Теперь их швыряло по волнам как оторвавшийся поплавок. Морпехи безрадостно прикидывали, что налететь на камни было бы не самым плохим вариантом. Это могло означать, что берег все-таки близко, выберутся. Но лодку продолжало нести неизвестно куда. Скоро совсем стемнело, и начался настоящий кошмар. Ветер, по ощущениям, был узлов сорок, а то и все пятьдесят, выл между скамьями, играючи смахнул за борт мешок из-под продуктов и остатки Лехиной наживки. Безвольную посудинку бросало с волны на волну, и Федор ждал, что она вот-вот разломится пополам. А когда раздался хруст, и мотор ушел на дно, волны стали захлестывать не только через борт, но и через корму, у которой оторвало верхнюю кромку. Пришлось вычерпывать воду консервной банкой, оставшейся после наживки.

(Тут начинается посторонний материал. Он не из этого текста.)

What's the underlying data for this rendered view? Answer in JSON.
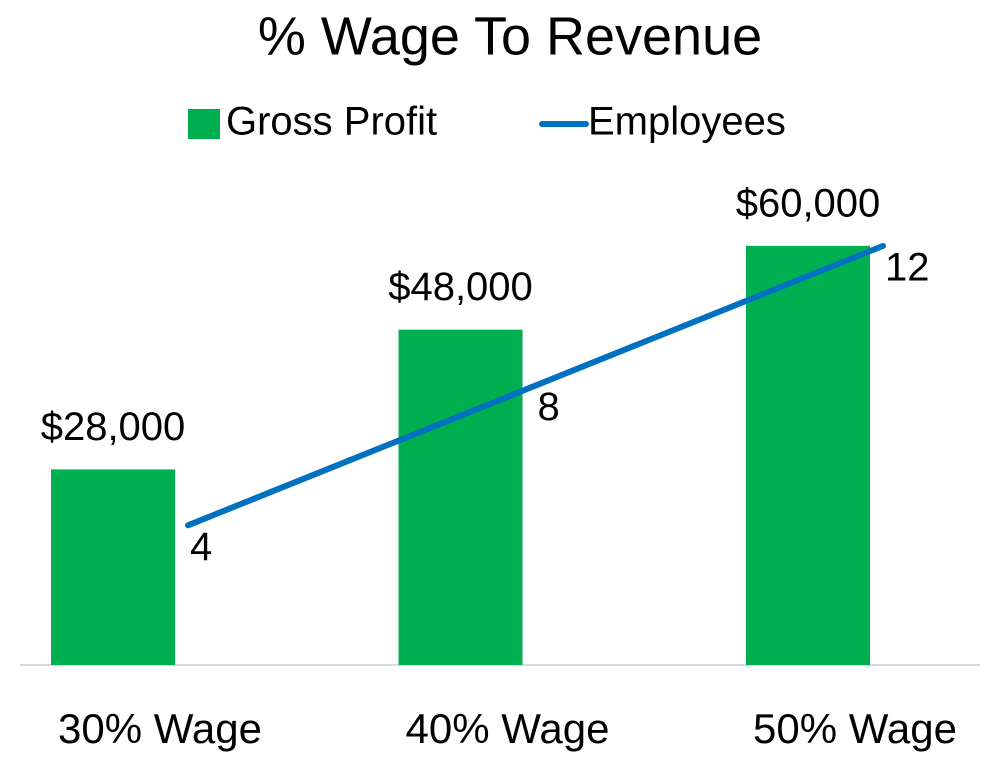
{
  "chart_data": {
    "type": "combo",
    "title": "% Wage To Revenue",
    "categories": [
      "30% Wage",
      "40% Wage",
      "50% Wage"
    ],
    "series": [
      {
        "name": "Gross Profit",
        "type": "bar",
        "color": "#00b050",
        "values": [
          28000,
          48000,
          60000
        ],
        "value_labels": [
          "$28,000",
          "$48,000",
          "$60,000"
        ]
      },
      {
        "name": "Employees",
        "type": "line",
        "axis": "y2",
        "color": "#0070c0",
        "values": [
          4,
          8,
          12
        ]
      }
    ],
    "ylim": [
      0,
      70000
    ],
    "y2lim": [
      0,
      14
    ],
    "legend": "top"
  }
}
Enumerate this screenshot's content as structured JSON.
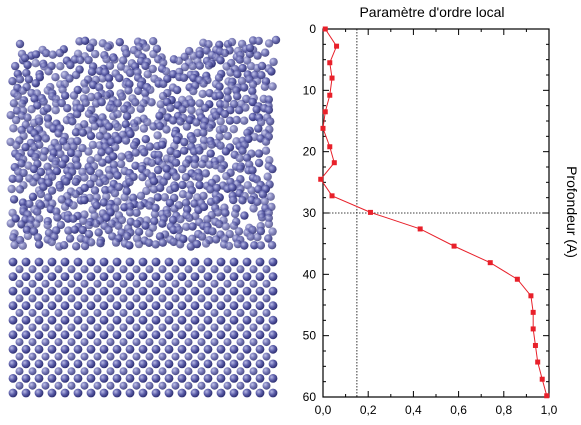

Как долго это длилось, Федор не смог бы сказать. В кромешной тьме он потерял счет минутам, а может, и часам. Потом они оба одновременно прекратили совершенно бесперспективное сражение с захватывающей все новые плацдармы стихией. Бутылки с «Нарзаном» всплыли и стали больно колотить по ногам. Один раз Федора приложило по ребрам незакрепленной мачтой. Спустя время смыло за борт оба весла. Чтобы с ними не случилось того же, измученные бойцы привязали себя веревками к скамейкам, легли на них и стали молиться морским богам.
Открыв глаза, Федор подумал, что уже попал в рай для морпехов. Судя по лазурному цвету неба, это должно быть где-то на островах Баунти с разгуливающими по ним дикими красотками-шоколадками, с вином дешевле воды, с рыбой, без посторонней помощи выпрыгивающей на берег, куда высаживать десант — одно удовольствие.
В этом мире было чудовищно тихо. Ни рева урагана, ни треска ломающегося дерева. А может, он просто оглох? Федор облизал соленые губы и сплюнул, в глотке остался мерзкий привкус морской соли. Попробовал пошевелить одеревеневшими пальцами — получилось, но не сразу. Спиной Федор тут же ощутил жесткое ребро скамейки. На ногах лежало что-то длинное и тяжелое. Весь мир вокруг мерно раскачивался. «Судя по тому, как мне плохо, я еще жив», — подумал сержант. И слегка приподнял голову.
Он был в лодке, слава Богу, не один. Леха лежал рядом, привязанный к скамейке, но еще не очухавшийся. Ноги сержанта придавила мачта — с виду целая. Федор на ощупь развязал узлы и, собравшись с силами, рывком сел. Оттолкнул мачту, которая ударилась в борт с тихим стуком.
— Значит, не глухой, — осматриваясь, пробормотал сержант. — И не немой.
В лодке было полно воды, в которой плавали разбухшие куски хлеба, бумажная обертка от колбасы и — о чудо! — на дне сверкнула банка консервов с тушенкой, не смытая за борт водой. Но сколько ни пытался изможденный жаждой сержант найти заветную минералку, все было тщетно. Он только сглотнул соленую слюну и матернулся. Рядом застонал Леха. Чайка перебрался ближе, помог ему развязать узлы и сесть.